The shape to notice: no method anywhere branches on “do we have money?” — the state class itself encodes that, so each method is short and the illegal paths are handled locally.

Change-making (greedy, and its caveat)

Returning change is the coin change problem. With standard currency denominations, greedy (take the largest coin ≤ remaining, repeat) is optimal and simple:

def make_change(amount, coins_available):      # coins_available: denom -> count
    result = {}
    for denom in sorted(coins_available, reverse=True):
        take = min(amount // denom, coins_available[denom])
        if take:
            result[denom] = take
            amount -= take * denom
    return result if amount == 0 else None      # None → can't make exact change

The caveat worth stating: greedy is only optimal for canonical coin systems (like USD/EUR). For arbitrary denominations it can fail, and you’d fall back to the DP coin-change algorithm.

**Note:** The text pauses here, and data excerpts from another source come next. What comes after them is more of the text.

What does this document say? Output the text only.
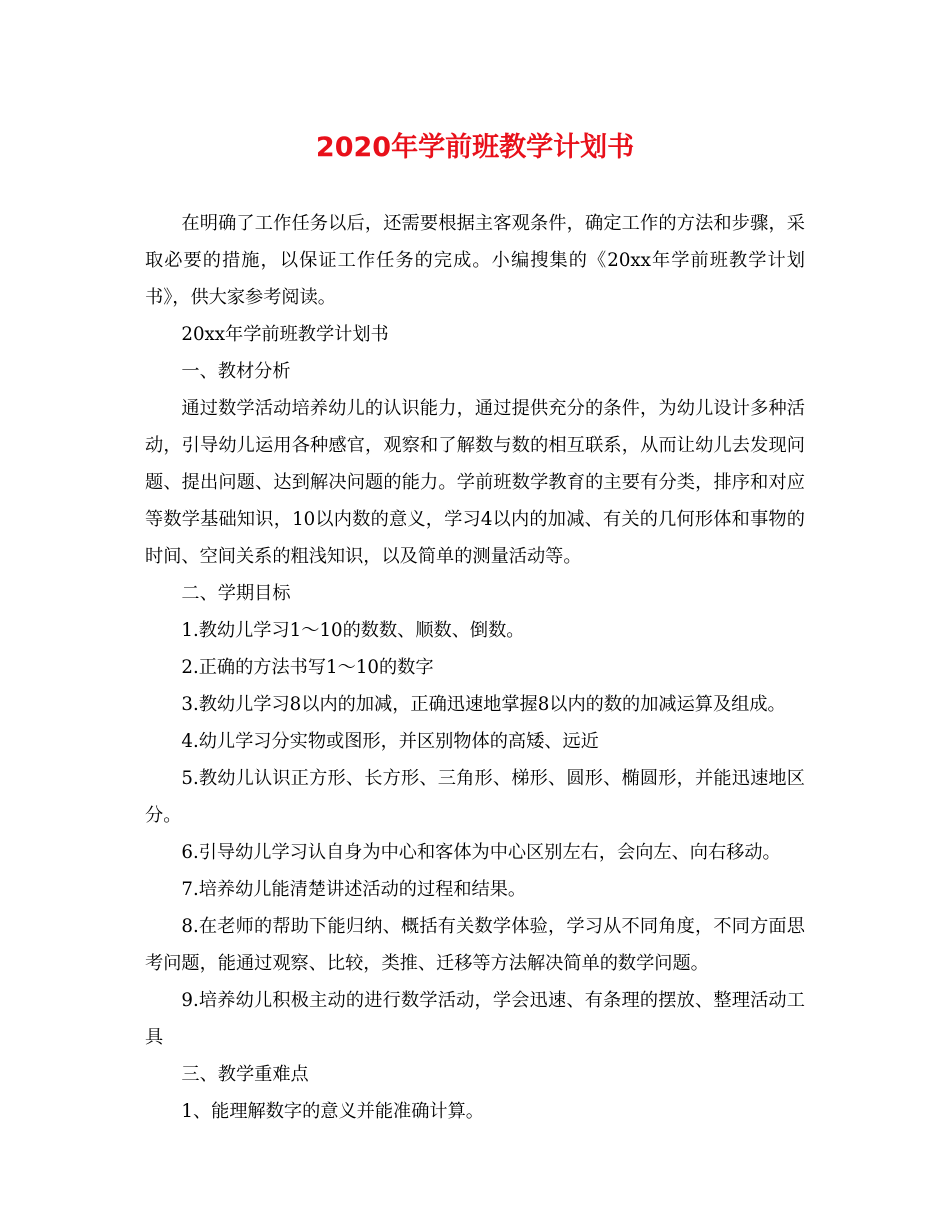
2020年学前班教学计划书

在明确了工作任务以后，还需要根据主客观条件，确定工作的方法和步骤，采取必要的措施，以保证工作任务的完成。小编搜集的《20xx年学前班教学计划书》，供大家参考阅读。

20xx年学前班教学计划书

一、教材分析

通过数学活动培养幼儿的认识能力，通过提供充分的条件，为幼儿设计多种活动，引导幼儿运用各种感官，观察和了解数与数的相互联系，从而让幼儿去发现问题、提出问题、达到解决问题的能力。学前班数学教育的主要有分类，排序和对应等数学基础知识，10以内数的意义，学习4以内的加减、有关的几何形体和事物的时间、空间关系的粗浅知识，以及简单的测量活动等。

二、学期目标

1.教幼儿学习1～10的数数、顺数、倒数。

2.正确的方法书写1～10的数字

3.教幼儿学习8以内的加减，正确迅速地掌握8以内的数的加减运算及组成。

4.幼儿学习分实物或图形，并区别物体的高矮、远近

5.教幼儿认识正方形、长方形、三角形、梯形、圆形、椭圆形，并能迅速地区分。

6.引导幼儿学习认自身为中心和客体为中心区别左右，会向左、向右移动。

7.培养幼儿能清楚讲述活动的过程和结果。

8.在老师的帮助下能归纳、概括有关数学体验，学习从不同角度，不同方面思考问题，能通过观察、比较，类推、迁移等方法解决简单的数学问题。

9.培养幼儿积极主动的进行数学活动，学会迅速、有条理的摆放、整理活动工具

三、教学重难点

1、能理解数字的意义并能准确计算。
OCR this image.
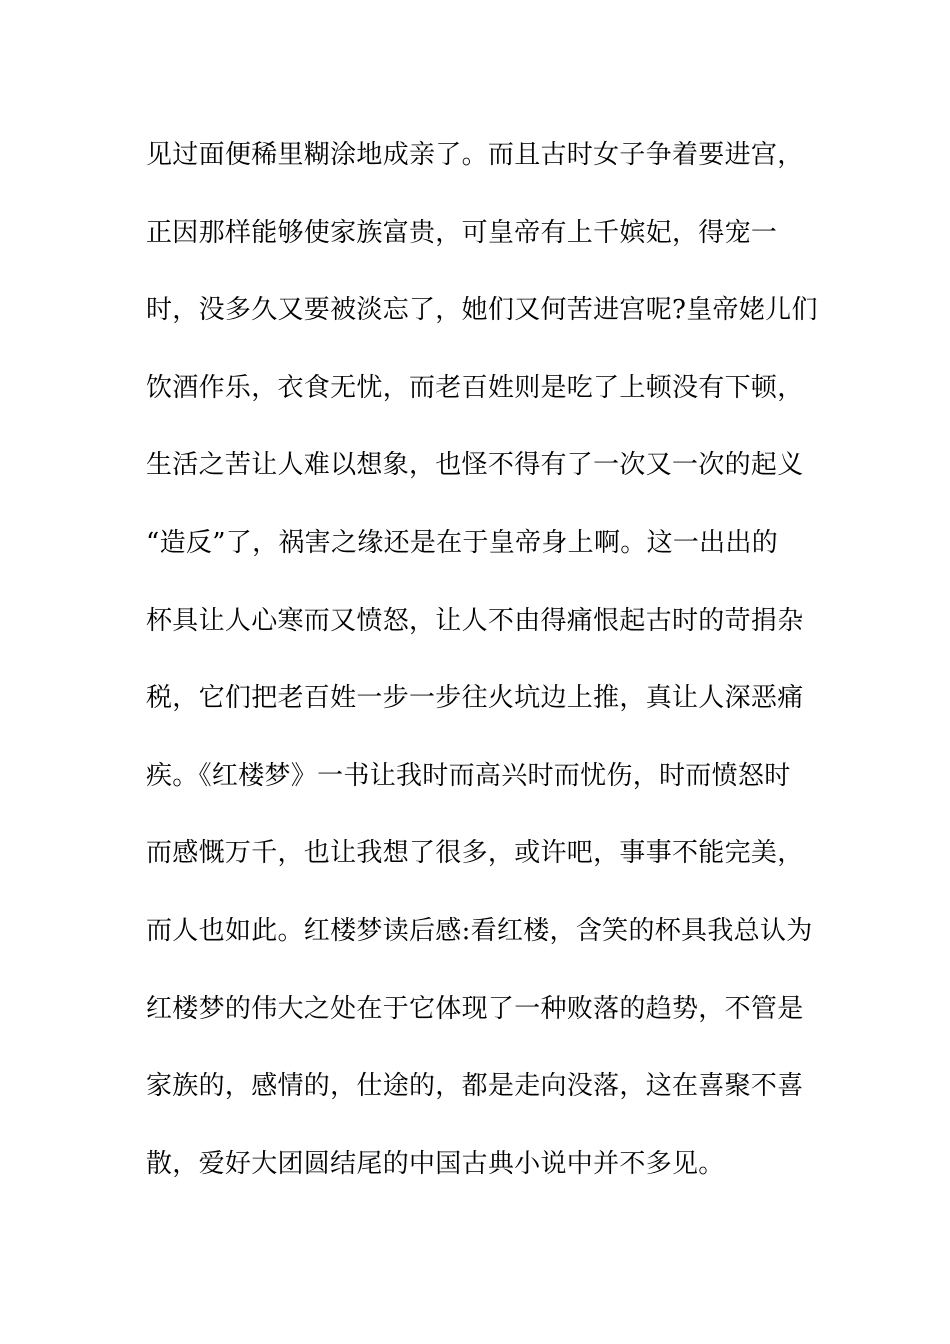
见过面便稀里糊涂地成亲了。而且古时女子争着要进宫，
正因那样能够使家族富贵，可皇帝有上千嫔妃，得宠一
时，没多久又要被淡忘了，她们又何苦进宫呢?皇帝姥儿们
饮酒作乐，衣食无忧，而老百姓则是吃了上顿没有下顿，
生活之苦让人难以想象，也怪不得有了一次又一次的起义
“造反”了，祸害之缘还是在于皇帝身上啊。这一出出的
杯具让人心寒而又愤怒，让人不由得痛恨起古时的苛捐杂
税，它们把老百姓一步一步往火坑边上推，真让人深恶痛
疾。《红楼梦》一书让我时而高兴时而忧伤，时而愤怒时
而感慨万千，也让我想了很多，或许吧，事事不能完美，
而人也如此。红楼梦读后感:看红楼，含笑的杯具我总认为
红楼梦的伟大之处在于它体现了一种败落的趋势，不管是
家族的，感情的，仕途的，都是走向没落，这在喜聚不喜
散，爱好大团圆结尾的中国古典小说中并不多见。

Returning None drives the exact-change-only state.

Edge cases interviewers probe

  • Insufficient funds — stay in HasMoney, ask for more (handled above).
  • Exact change unavailable — refuse and refund (the can_make_change guard); show an “exact change only” indicator when the coin reserve is low.
  • Sold out — transition to SoldOutState; refund any inserted money.
  • Cancel mid-transaction — always refund the full balance.
  • Concurrency — a single physical machine is effectively single-threaded for vends, but if modeling a networked machine, guard the decrement-inventory-and-dispense as an atomic critical section so two requests can’t dispense the last item.

The takeaway

The graded signal: a clean State pattern (behavior per state, no flag soup), a correct greedy change with the canonical-currency caveat, and explicit handling of exact-change and sold-out. With both warm-ups done, you’ve shown the OOD fundamentals — the rest of the chapter moves to distributed scale, where these modeling instincts still anchor every data model and component.